@danielpunkass My degree is in automation. I've read all the literature. Gradient descent is not pixie dust.
Large Language Models are calculators you need to negotiate with to approximate a correct answer. It is not a question of scale or resources. It is a question of state -- a thing they are, by design, not capable.
Unless you're discussing neuromorphic computing involving materials far beyond what technology can currently develop, there is no AI technology that resembles your argument.
I hate to be the fly in this ointment but...
I get what Daniel is saying in an abstract sense, but in addition to the public largely not understanding GAI/LLMs they also don't understand its limitations, weaknesses, and inherent flaws. Largely because there's a bill of sale for vested interests that requires continual selling to the public. And certainly trying to not let them hear the 'what if this is as good as it gets' arguments. OpenAI and Anthropic need you to believe panacea is right around the corner, otherwise they can't get more funding. Some of it's snake oil, some of it is legit gain, and some of it is similar to perpetual motion: just around the corner, we're almost there, just need some more money. Many in the industry, myself among them, are expecting the bottom to fall out of that... soon. ish.
LLMs are not the future (although they're certainly not going away until somethign can replace them - but they are, at their core, built on the same concept as T9 on your old dumb phone. Just with a ton more branching and grunt, and things like ToT instead of just CoT that modern hardware makes possible. Aside: I was gonna use an emdash here but then someone would accuse me of using GAI to write this) they're a horse, not the airplane that is SI or the rocket that is AGI. All have similarities, similar minds working on them, but they are all very different beasts, to mix my metaphors.
We're dumping more and more energy into a technology that is barely improving and which even companies like OpenAI admit will likely be flawed (i.e. - hallucinations, reliability of results) forever. As someone else pointed out, silver bullets like gradient descent and are not paying off in this space. The increased energy cost is just to move the needle a little, not get to some new pinnacle. We don't even have anything at this point that has persistent memory and the ability to learn from that. None of them, meaning there is a stochastic element to every response. They're all dumb and deaf and forget you when they start again.
1/2
@hotdogsladies @danielpunkass
Or to put it another way, even the successor to that Commodore 64 is never going to be able to scan your photos. An an entirely new thing will be required to do that and we don't know yet if we can or how to make it.
Addendum: Yes, some cool things exist and more will. Generative tools and whatnot, but then we're into the whole semantics of 'what is AI versus ML' and neither of you absolutely has the will or good sense to listen to me get up on that soapbox. 😄
@danielpunkass the problem is that most people conflate interactions with LLMs as "AI". becuase the LLM is a trained model, it gives reasonable sounding answers and the people interacting with it generally assume it is absorbing new info from the conversation. but it doesn't.
meanwhile there is all the controversy over the information used to train the model.
these two problems have to be solved; the first to make them generally useful and the second for ethics. pointing out ethical issues out is not the same as complaining a Commodore-64 couldn't scan photos.

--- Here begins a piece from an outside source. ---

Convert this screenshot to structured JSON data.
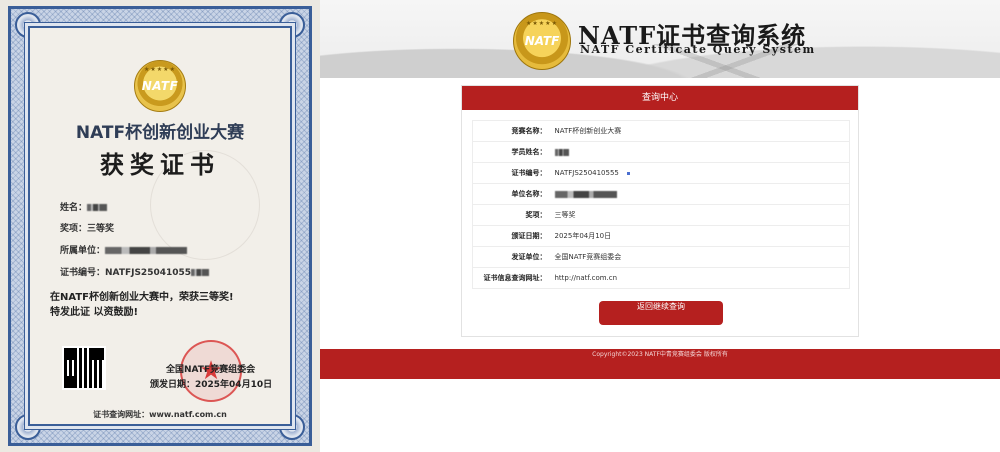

meanwhile... I will also point out that in 1991 or so the Amiga was really really good at visual tracing and generating video. so advances come in fits and starts.
@danielpunkass hmm, I dunno. I wasn’t alive to witness it (though I did use a C64 in the early 90s), but I don’t think personal computing of the 80s had the same feel of a financial bubble. If anything, there was underinvestment at the time because computers were “weird”.
Dot-com bubble was perhaps more similar: the Web was extremely useful and hadn’t even reached its peak, but many companies were impatient or didn’t quite understand it.